A few years ago I watched a chef on TV make something very similar. I made notes and came across them months later. This is what I came up with and I have to say it is delicious. It also makes a beautiful presentation, elegant, yet it is quite simple to make.
Usually I serve this as an appetizer, but if you prefer to serve it as a salad, substitute lightly dressed greens for the tomato coulis.
Crab, Shrimp and Avocado Timbale
(Serves 4.)
Avocado Mixture
• 2 Hass avocados, skinned, seeded and chopped
• 1 large tomato, skinned, seeded and chopped*
• 1 lime, juiced
• 1 tablespoon parsley
• Tabasco sauce, to taste
• Salt and freshly ground pepper, to taste
Crab Mixture
• 6 ounces jumbo lump crabmeat
• 6 large shrimp – peeled, cooked and chopped (If you would like to top off the timbale with a whole shrimp, cook an extra 4 shrimp and keep whole.)
• 1 tablespoon mayonnaise (use gluten-free mayonnaise for a GF dish)
• 1/4 teaspoon seafood seasoning (such as Old Bay)
• Salt and freshly ground pepper, to taste
Tomato Coulis
• 1 large tomato, skinned and seeded*
• 1 teaspoon sherry vinegar
• 1 tablespoon extra virgin olive oil
• Salt and freshly ground pepper, to taste
• 1 tablespoon chives, chopped
• Special equipment: a 2 1/2-inch ring mold** or round cookie cutter (at least 2 inches high)
Crab, Shrimp and Avocado Timbale |
Seafood Mixture – Gently mix the crabmeat and shrimp with the mayonnaise, add seafood seasoning and salt and pepper to taste.

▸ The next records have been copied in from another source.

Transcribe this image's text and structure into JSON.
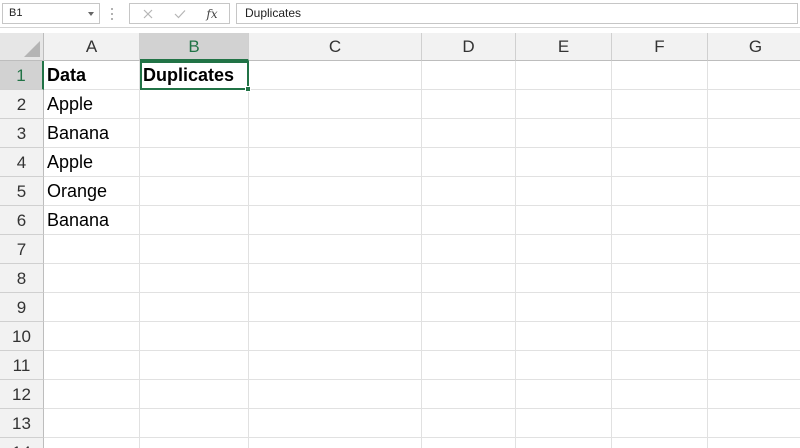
{
  "formula_bar": {
    "name_box": "B1",
    "content": "Duplicates",
    "fx_label": "fx"
  },
  "columns": [
    "A",
    "B",
    "C",
    "D",
    "E",
    "F",
    "G"
  ],
  "selected_column": "B",
  "rows": [
    "1",
    "2",
    "3",
    "4",
    "5",
    "6",
    "7",
    "8",
    "9",
    "10",
    "11",
    "12",
    "13",
    "14"
  ],
  "selected_row": "1",
  "sheet": {
    "A1": "Data",
    "B1": "Duplicates",
    "A2": "Apple",
    "A3": "Banana",
    "A4": "Apple",
    "A5": "Orange",
    "A6": "Banana"
  },
  "bold_cells": [
    "A1",
    "B1"
  ],
  "active_cell": "B1",
  "colors": {
    "accent": "#217346"
  }
}
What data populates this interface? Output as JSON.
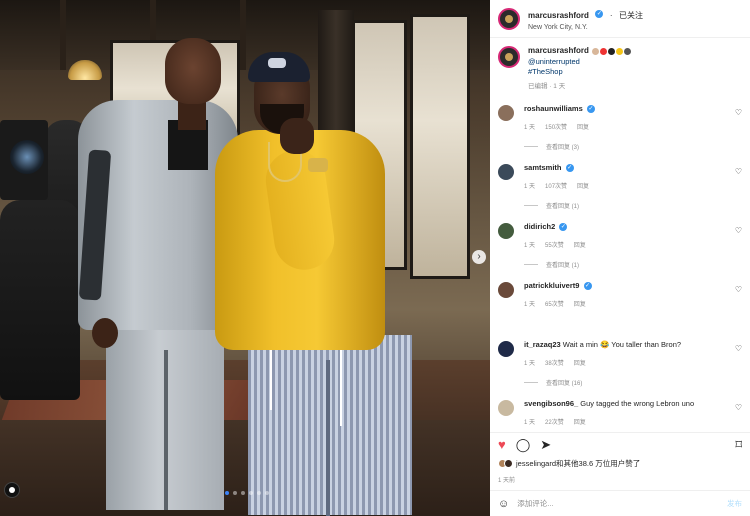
{
  "post": {
    "author": "marcusrashford",
    "location": "New York City, N.Y.",
    "follow_status": "已关注",
    "caption": {
      "mention": "@uninterrupted",
      "hashtag": "#TheShop",
      "meta": "已编辑 · 1 天"
    }
  },
  "comments": [
    {
      "user": "roshaunwilliams",
      "verified": true,
      "text": "",
      "time": "1 天",
      "likes": "150次赞",
      "reply": "回复",
      "more": "查看回复 (3)",
      "avatar_color": "#8a6f5c"
    },
    {
      "user": "samtsmith",
      "verified": true,
      "text": "",
      "time": "1 天",
      "likes": "107次赞",
      "reply": "回复",
      "more": "查看回复 (1)",
      "avatar_color": "#3b4a5a"
    },
    {
      "user": "didirich2",
      "verified": true,
      "text": "",
      "time": "1 天",
      "likes": "55次赞",
      "reply": "回复",
      "more": "查看回复 (1)",
      "avatar_color": "#445c3e"
    },
    {
      "user": "patrickkluivert9",
      "verified": true,
      "text": "",
      "time": "1 天",
      "likes": "65次赞",
      "reply": "回复",
      "more": "",
      "avatar_color": "#6a4a3a"
    },
    {
      "user": "it_razaq23",
      "verified": false,
      "text": "Wait a min 😂 You taller than Bron?",
      "time": "1 天",
      "likes": "38次赞",
      "reply": "回复",
      "more": "查看回复 (16)",
      "avatar_color": "#1f2a48"
    },
    {
      "user": "svengibson96_",
      "verified": false,
      "text": "Guy tagged the wrong Lebron uno",
      "time": "1 天",
      "likes": "22次赞",
      "reply": "回复",
      "more": "查看回复 (5)",
      "avatar_color": "#c8b9a0"
    }
  ],
  "icons": {
    "like": "heart-icon",
    "comment": "comment-icon",
    "share": "share-icon",
    "save": "bookmark-icon",
    "emoji": "smile-icon",
    "comment_like": "heart-outline-icon"
  },
  "likes_text": "jesselingard和其他38.6 万位用户赞了",
  "post_time": "1 天前",
  "add_comment": {
    "placeholder": "添加评论...",
    "post_label": "发布"
  },
  "colors": {
    "accent": "#3897f0",
    "liked": "#ed4956",
    "muted": "#8e8e8e"
  }
}
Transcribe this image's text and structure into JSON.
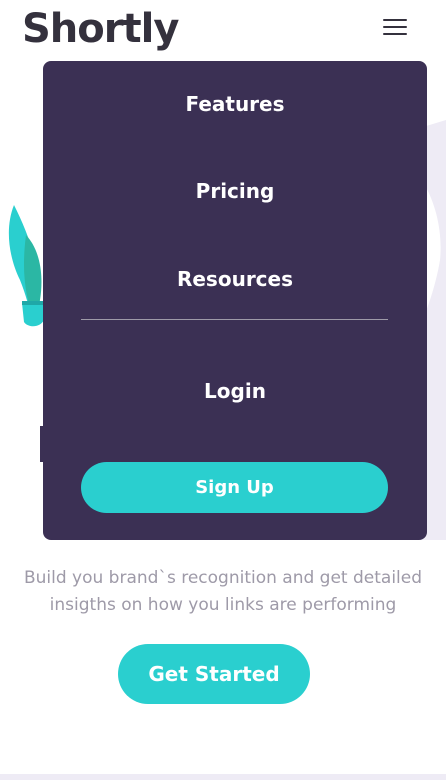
{
  "header": {
    "logo": "Shortly",
    "menu_icon": "hamburger-icon"
  },
  "menu": {
    "items": [
      {
        "label": "Features"
      },
      {
        "label": "Pricing"
      },
      {
        "label": "Resources"
      },
      {
        "label": "Login"
      }
    ],
    "signup_label": "Sign Up"
  },
  "hero": {
    "description_line1": "Build you brand`s recognition and get detailed",
    "description_line2": "insigths on how you links are performing",
    "cta_label": "Get Started"
  },
  "colors": {
    "primary_cyan": "#2acfcf",
    "dark_violet": "#3b3054",
    "grayish_violet": "#9e9aa8",
    "very_dark_blue": "#34313d"
  }
}
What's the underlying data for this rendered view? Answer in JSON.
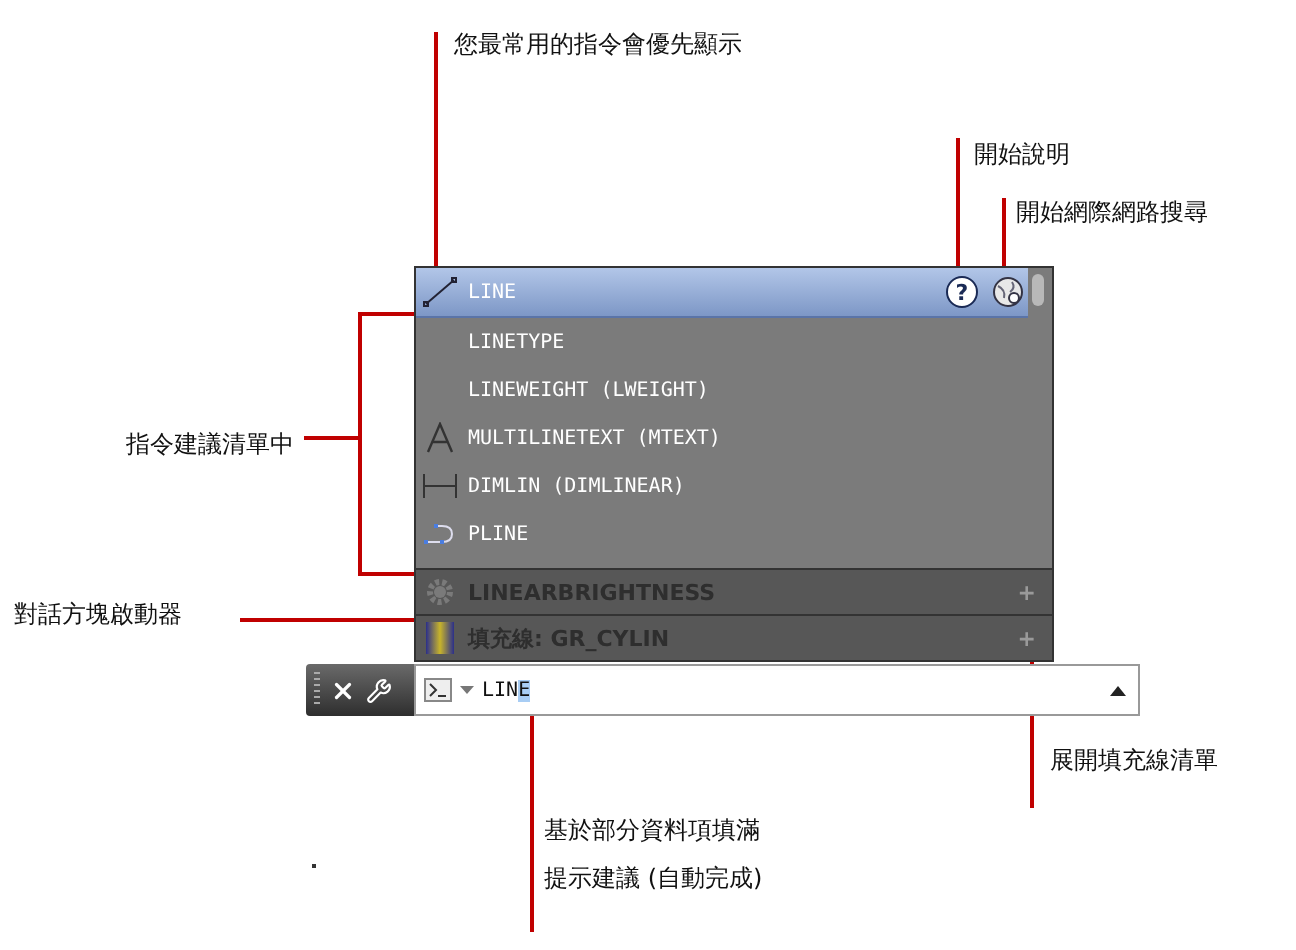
{
  "annotations": [
    {
      "text": "您最常用的指令會優先顯示"
    },
    {
      "text": "開始說明"
    },
    {
      "text": "開始網際網路搜尋"
    },
    {
      "text": "指令建議清單中"
    },
    {
      "text": "對話方塊啟動器"
    },
    {
      "text": "展開填充線清單"
    },
    {
      "text": "基於部分資料項填滿"
    },
    {
      "text": "提示建議 (自動完成)"
    }
  ],
  "suggestions": [
    {
      "label": "LINE",
      "kind": "line",
      "selected": true
    },
    {
      "label": "LINETYPE",
      "kind": "plain",
      "selected": false
    },
    {
      "label": "LINEWEIGHT (LWEIGHT)",
      "kind": "plain",
      "selected": false
    },
    {
      "label": "MULTILINETEXT (MTEXT)",
      "kind": "text",
      "selected": false
    },
    {
      "label": "DIMLIN (DIMLINEAR)",
      "kind": "dimension",
      "selected": false
    },
    {
      "label": "PLINE",
      "kind": "polyline",
      "selected": false
    }
  ],
  "help_button": {
    "label": "?"
  },
  "sections": [
    {
      "label": "LINEARBRIGHTNESS",
      "kind": "setting",
      "expand": "+"
    },
    {
      "label": "填充線: GR_CYLIN",
      "kind": "hatch",
      "expand": "+"
    }
  ],
  "command_line": {
    "typed": "LIN",
    "completion": "E"
  }
}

Tomato Coulis – Puree the tomato in a food processor or blender, add the oil and sherry vinegar to make the tomato coulis, season with salt and pepper.
To serve, spoon a circle of tomato coulis in center of plate. Place the timbale ring on top, unmold and garnish with chives. Top with a whole cooked shrimp if desired.